Glenmark Life Sciences’ share sale via initial public offering (IPO) was oversubscribed by 5.78 times on Wednesday, July 28 – the second day of its issue. The public offer opened for subscription on July 27 and will close tomorrow – July 29, remaining open for investors for a period of three days. On the first day of its issue, the IPO was fully subscribed within hours of opening.
On Wednesday, retail individual investors showed massive interest as the portion reserved for them was subscribed 9.28 times – the highest among the three groups of investors. The portion set aside for non-institutional investors (NII) was subscribed 3.39 times, while the portion reserved for qualified institutional buyers (QIB) was subscribed 1.38 times.
Glenmark Life Sciences’ Rs 1,513 crore IPO consists of a fresh issue of Rs 1,060 crore and an offer for sale of Rs 453.60 crore by its promoters. The leading manufacturer of active pharmaceutical ingredients (API) is selling shares in the price band of Rs 695-720 per equity share. Incorporated in 2011, the company manufactures and develops APIs for cardio-vascular disease, pain management, diabetes, central nervous system disease, among others.
The company will utilise the IPO proceeds to make the payment of the outstanding purchase consideration to the promoter for the spin-off of the API business. It will also use funds to finance thecapital expenditure requirements and to meet general corporate purposes.

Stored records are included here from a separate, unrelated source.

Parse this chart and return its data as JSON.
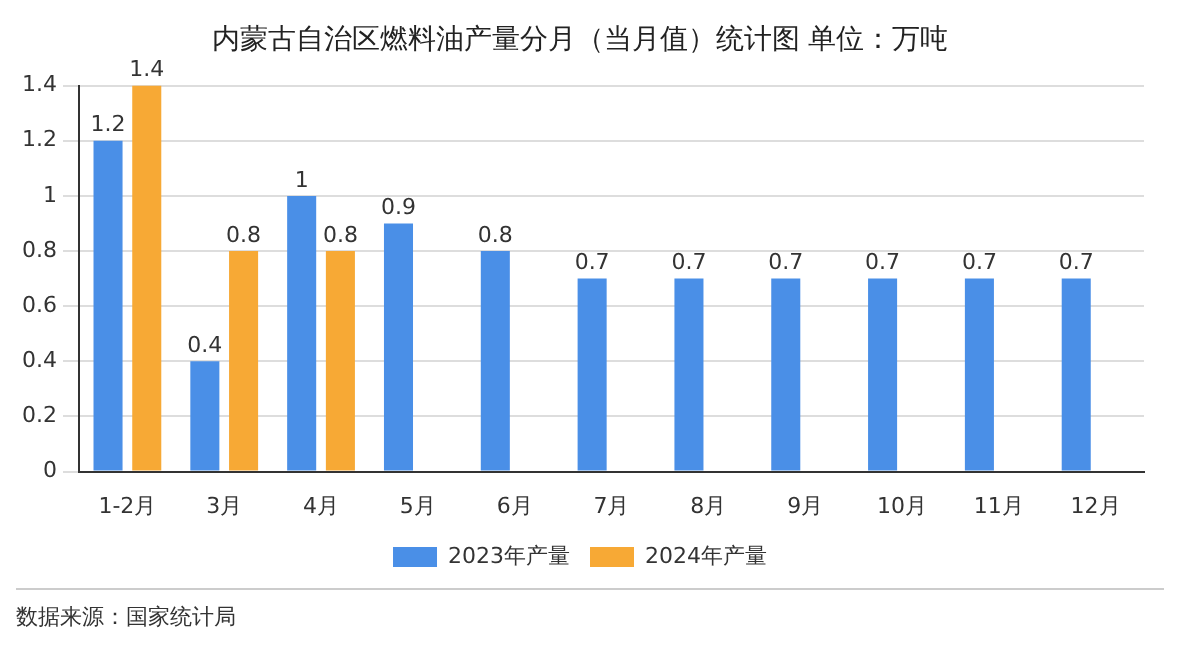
{
  "chart_data": {
    "type": "bar",
    "title": "内蒙古自治区燃料油产量分月（当月值）统计图 单位：万吨",
    "categories": [
      "1-2月",
      "3月",
      "4月",
      "5月",
      "6月",
      "7月",
      "8月",
      "9月",
      "10月",
      "11月",
      "12月"
    ],
    "series": [
      {
        "name": "2023年产量",
        "color": "#4a8fe7",
        "values": [
          1.2,
          0.4,
          1,
          0.9,
          0.8,
          0.7,
          0.7,
          0.7,
          0.7,
          0.7,
          0.7
        ]
      },
      {
        "name": "2024年产量",
        "color": "#f7a935",
        "values": [
          1.4,
          0.8,
          0.8,
          null,
          null,
          null,
          null,
          null,
          null,
          null,
          null
        ]
      }
    ],
    "ylim": [
      0,
      1.4
    ],
    "yticks": [
      0,
      0.2,
      0.4,
      0.6,
      0.8,
      1,
      1.2,
      1.4
    ],
    "grid": "y",
    "legend": "bottom",
    "data_labels": true,
    "annotations": [
      "数据来源：国家统计局"
    ]
  }
}
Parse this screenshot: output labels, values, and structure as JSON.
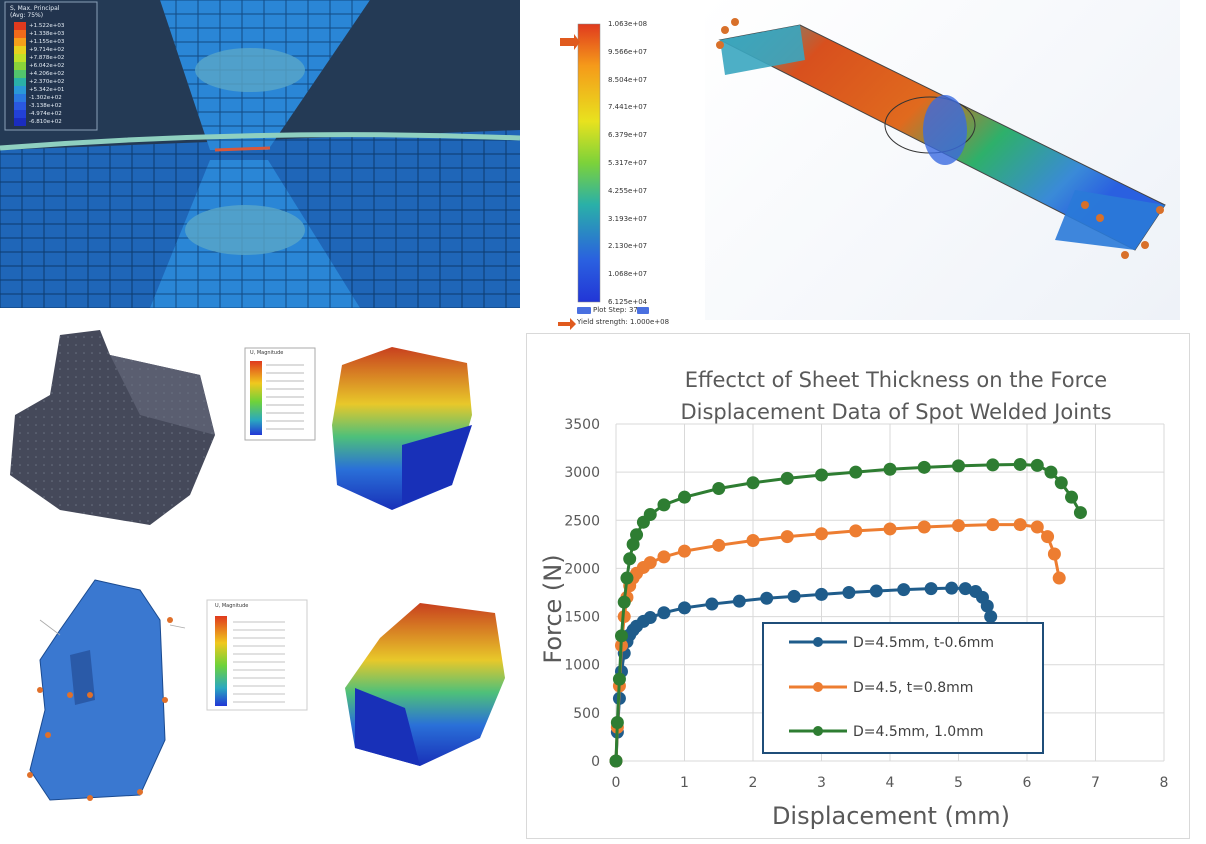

”As part of expansion plans, Glenmark plans to increase the API manufacturing capabilities enhancing the existing production capacities at Ankleshwar facility by FY22 and Dahej facility by FY22-FY23 to an aggregate annual total installed capacity of 200 KL.
At the higher end of the price band, Glenmark Pharma is reasonably priced at a P/E ratio of 25.09 times FY21 EPS (on a fully diluted on post-issue basis). This is lower as compared to peers such as Divi’s lab (64 times), Laurus Labs (37 times) and Shilpa Medicare (33 times). Glenmark Life has also reported higher return ratios than these companies.
Given factors such as strong growth in topline, healthy bottom-line expansion, robust margins, industry-leading return ratios, leadership position in APIs, and reasonable valuations, we remain positive on the prospects of this issue,” SEBI-registered investment advisor INDmoney said in a report.